Wasp on the Wind

C. R. Norris
Outskirts Press (2017)
ISBN 9781478785989
Reviewed by Skyler Boudreau for Reader Views (12/17)

“Wasp on the Wind” is the second book of the “Wasp Chronicles” trilogy by C.R. Norris, a science-fiction/action-adventure series that follows several different perspectives. Readers explore the world through military officers, merchants, and even a man wanted by the government. Each storyline is vastly different, but all of them converge with at least one other during the course of the novel.

The variety of characters provides insight to all corners of the setting, allowing the reader a total and immersive experience. The world itself is detailed and painstakingly wrought. Norris balances an impressive number of societies with an even more impressive number of characters. The novel’s scientific aspect is interesting and easy to understand, providing a fantastic introduction to the genre.

While the vast cast of characters provides many sides to an already complicated story, they can sometimes prove a hindrance. The point of view jumps are often random and confusing. There is no warning before the shifts occur, and this makes it seem as if the author simply couldn’t decide whether they wanted to write in third person limited or third person omniscient. It’s enough to pull the reader out of the story completely while they try and adjust to a new point of view that often lasts only for a few paragraphs.

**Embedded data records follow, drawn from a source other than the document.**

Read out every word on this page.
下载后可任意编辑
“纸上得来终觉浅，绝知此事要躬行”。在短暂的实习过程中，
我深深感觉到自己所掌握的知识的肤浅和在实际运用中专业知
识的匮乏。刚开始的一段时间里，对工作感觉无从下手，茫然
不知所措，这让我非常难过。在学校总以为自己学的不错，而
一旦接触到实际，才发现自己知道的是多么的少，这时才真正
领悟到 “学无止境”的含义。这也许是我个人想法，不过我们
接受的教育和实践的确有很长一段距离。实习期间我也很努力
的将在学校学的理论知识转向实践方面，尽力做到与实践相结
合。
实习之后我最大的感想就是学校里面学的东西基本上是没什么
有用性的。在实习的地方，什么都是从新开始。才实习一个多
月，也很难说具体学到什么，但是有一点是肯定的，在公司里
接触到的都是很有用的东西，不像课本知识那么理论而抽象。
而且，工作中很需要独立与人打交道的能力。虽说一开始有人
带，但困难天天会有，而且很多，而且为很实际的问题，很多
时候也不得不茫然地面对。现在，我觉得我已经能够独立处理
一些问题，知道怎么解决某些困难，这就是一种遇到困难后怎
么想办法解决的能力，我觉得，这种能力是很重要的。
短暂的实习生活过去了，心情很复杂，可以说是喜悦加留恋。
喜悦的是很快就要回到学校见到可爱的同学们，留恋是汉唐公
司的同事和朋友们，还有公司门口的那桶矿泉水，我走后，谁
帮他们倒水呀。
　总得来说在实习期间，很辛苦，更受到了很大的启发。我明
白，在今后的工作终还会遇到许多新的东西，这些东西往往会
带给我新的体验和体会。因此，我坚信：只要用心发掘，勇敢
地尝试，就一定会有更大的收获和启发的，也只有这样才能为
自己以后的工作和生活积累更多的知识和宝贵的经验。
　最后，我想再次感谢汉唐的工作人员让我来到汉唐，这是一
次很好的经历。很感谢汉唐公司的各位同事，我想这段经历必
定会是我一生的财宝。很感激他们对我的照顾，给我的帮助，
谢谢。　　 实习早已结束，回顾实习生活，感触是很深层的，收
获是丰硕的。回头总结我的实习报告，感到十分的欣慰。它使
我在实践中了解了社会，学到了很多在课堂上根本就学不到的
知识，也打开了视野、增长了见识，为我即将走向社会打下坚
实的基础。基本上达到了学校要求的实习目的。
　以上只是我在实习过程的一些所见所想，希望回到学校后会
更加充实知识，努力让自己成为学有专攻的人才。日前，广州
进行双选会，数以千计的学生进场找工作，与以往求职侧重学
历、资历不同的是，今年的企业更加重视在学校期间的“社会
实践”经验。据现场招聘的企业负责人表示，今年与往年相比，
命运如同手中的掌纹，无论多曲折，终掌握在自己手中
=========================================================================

I found many of the side characters come off as flat. They have a single trait that defines them, and they seem more like they are there to fill up space. Sci-fi novels tend to be more action-driven than character-driven anyway, but like the sudden point of view jumps, I just found these side characters distracting. I was annoyed with the one-dimensional feel of them and the way they drew focus from the main characters, and felt that a lot of them could have been combined or cut from the novel altogether.

Overall, “Wasp on the Wind” by C.R. Norris left me conflicted. The story is intriguing and something I want to know more about, but the characters and point of view conflicts give me pause in continuing the trilogy. I removed two stars from my final rating for these issues. I don’t think I would highly recommend the series for anyone with a love of character driven novels.